Remember the phrase “jobless recovery”? Well, the auto industry is having something of a “price dropping recovery.” The headline for February auto sales may have been “the buyers are back,” but beneath the big volume boosts there’s trouble a-brewing. According to TrueCar’s transaction price forecast (above), Hyundai CEO John Krafcik was right to warn of an industry price war, as the industry has lost .3% of its average transaction price during the last year of recovery. Over the last year, Honda, Kia, Toyota and GM have all seen declines in average transaction prices, led by GM’s staggering two percent drop. And falling transaction prices are just the beginning: as we explore after the jump, incentives are also remaining high, and yet another volume-boosting technique is enjoying a boom as the industry once again starts to redline its sales.
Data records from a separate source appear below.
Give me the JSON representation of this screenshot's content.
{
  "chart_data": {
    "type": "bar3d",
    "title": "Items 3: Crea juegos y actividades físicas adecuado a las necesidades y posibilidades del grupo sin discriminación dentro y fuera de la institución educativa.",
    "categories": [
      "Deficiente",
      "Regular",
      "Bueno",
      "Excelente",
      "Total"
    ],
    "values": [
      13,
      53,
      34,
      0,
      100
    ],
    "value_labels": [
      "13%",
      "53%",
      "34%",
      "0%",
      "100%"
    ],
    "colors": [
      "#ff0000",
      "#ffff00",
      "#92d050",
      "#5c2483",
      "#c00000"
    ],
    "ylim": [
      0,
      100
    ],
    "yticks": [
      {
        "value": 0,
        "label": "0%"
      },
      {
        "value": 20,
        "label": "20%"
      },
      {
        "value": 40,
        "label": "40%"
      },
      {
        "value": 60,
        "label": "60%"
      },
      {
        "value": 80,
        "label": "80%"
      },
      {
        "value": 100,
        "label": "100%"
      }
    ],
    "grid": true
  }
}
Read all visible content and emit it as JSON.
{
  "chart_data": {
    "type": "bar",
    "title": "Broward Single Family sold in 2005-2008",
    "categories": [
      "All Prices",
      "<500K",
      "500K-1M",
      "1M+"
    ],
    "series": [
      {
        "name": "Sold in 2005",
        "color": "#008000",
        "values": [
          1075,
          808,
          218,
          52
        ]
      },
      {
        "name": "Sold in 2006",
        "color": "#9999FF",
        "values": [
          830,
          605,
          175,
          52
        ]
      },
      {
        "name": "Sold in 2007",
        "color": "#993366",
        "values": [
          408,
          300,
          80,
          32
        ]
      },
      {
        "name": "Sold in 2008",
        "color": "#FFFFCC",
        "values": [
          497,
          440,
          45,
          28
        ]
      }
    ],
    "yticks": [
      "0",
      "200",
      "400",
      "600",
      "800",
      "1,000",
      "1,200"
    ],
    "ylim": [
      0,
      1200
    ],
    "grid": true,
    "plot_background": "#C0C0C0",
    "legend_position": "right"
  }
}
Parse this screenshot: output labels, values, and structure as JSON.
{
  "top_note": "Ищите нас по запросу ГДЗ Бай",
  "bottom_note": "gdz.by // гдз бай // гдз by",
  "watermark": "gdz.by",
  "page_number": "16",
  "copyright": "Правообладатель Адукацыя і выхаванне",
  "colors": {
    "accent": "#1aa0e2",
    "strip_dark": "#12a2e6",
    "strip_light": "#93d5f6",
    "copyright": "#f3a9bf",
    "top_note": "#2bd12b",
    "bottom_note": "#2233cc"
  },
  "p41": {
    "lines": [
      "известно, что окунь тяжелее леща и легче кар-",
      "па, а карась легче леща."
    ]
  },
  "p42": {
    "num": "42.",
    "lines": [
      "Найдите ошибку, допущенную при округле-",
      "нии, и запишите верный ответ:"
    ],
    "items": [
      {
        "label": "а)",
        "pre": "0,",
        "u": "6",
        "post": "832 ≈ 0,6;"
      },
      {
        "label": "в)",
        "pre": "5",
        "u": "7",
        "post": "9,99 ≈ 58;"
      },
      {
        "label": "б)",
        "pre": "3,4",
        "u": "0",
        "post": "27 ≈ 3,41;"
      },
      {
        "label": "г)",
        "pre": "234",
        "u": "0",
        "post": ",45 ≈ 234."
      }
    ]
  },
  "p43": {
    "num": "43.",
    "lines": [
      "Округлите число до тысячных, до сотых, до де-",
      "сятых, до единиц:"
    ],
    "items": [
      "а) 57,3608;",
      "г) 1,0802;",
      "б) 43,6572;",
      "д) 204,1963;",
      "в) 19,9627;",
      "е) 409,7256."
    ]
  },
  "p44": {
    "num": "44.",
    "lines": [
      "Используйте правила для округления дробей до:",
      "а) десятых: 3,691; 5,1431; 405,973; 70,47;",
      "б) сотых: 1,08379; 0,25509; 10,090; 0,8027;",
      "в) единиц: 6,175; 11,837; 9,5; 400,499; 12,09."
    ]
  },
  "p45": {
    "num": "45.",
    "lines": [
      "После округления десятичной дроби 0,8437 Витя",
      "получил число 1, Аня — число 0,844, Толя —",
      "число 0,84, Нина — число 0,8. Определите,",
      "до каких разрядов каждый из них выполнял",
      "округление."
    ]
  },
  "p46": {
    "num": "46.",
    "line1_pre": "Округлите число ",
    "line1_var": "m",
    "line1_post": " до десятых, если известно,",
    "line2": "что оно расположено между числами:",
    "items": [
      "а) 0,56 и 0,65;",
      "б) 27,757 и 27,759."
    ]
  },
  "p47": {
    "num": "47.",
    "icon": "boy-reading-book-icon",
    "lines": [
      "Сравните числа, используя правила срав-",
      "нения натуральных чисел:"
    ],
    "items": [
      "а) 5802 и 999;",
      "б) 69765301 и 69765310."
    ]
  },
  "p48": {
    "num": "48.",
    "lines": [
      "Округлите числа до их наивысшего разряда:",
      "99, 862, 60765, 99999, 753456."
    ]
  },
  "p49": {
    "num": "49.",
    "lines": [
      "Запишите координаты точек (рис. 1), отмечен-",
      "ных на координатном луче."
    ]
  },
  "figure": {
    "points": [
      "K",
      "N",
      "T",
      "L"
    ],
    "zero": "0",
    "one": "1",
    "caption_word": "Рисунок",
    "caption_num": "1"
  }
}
Though both TrueCar (top) and Edmunds (bottom) show small declines in average incentive spending, the recovery in volume clearly isn’t having the desired (or expected) effect on incentive spending. And as with transaction prices, GM is the big loser on the incentives front, outspending the competition according to both reports, and recording one of the biggest year-over-year increases in incentive spending. But, argues TrueCar’s Jesse Toprak
The industry average for incentives is the lowest for February since 2007. The perception of a pricing war and overindulgence of using incentives is exaggerated. Automakers are now using incentive programs that are much more favorable. They are no longer spending as much upfront by offering customer and dealer cash and are instead pushing low APR and leasing programs.
But not everyone sees the combination of weak pricing, resilient incentives and high lease penetration as such a benign influence. Edmunds’ Jessica Caldwell argues
General Motors and Nissan are showing the biggest year-over-year boosts in incentives among the top six automakers. It isn’t any coincidence that Edmunds.com also reports that both companies saw their highest single-month lease penetrations in at least the last decade.
And in a WSJ piece, Caldwell singles out GM for a drubbing on this point
“For people who want to come in and buy a Buick or Cadillac, leasing is another alternative that sales people can guide them too,” Caldwell said. And while leasing has helped lift retail sales, it also poses a problem for the auto industry as many of those cars will be re-sold in a few years, flooding the market.
For example, 48% of the Chevrolet Malibu models sold by General Motors Co. (GM) were leased, a figure that is “way too high,” according to Caldwell. Caldwell said leasing made up 38% of Chevrolet Cruze models sold last month, and 69% for the Buick Regal.
GM also spent a lot on incentives this month, which helped lift sales. Caldwell told Dow Jones that when the auto maker’s first-quarter figures come out, “there will be a lot of questions on what they spent on incentives, because it’s going to be a lot.”
Now, a 48% lease mix may be “way too high,” but at least it’s an older vehicle. High numbers for the brand-new Cruze and Regal are far more worrying. And given that GM’s leases are so high, incentives are up (and at the highest levels in the industry), and transaction prices have fallen in the last year, it’s looking like the industry might be OK but GM is trying to buy volume however it can (to be fair, GM’s 21% fleet mix shows some discipline). And if a player as big as GM keeps trying to redline its sales, it’s only a matter of time before it drags the industry into a real price war. That’s good for consumers, but it’s bad news for an industry that’s still trying to recover pricing even as it recovers volume.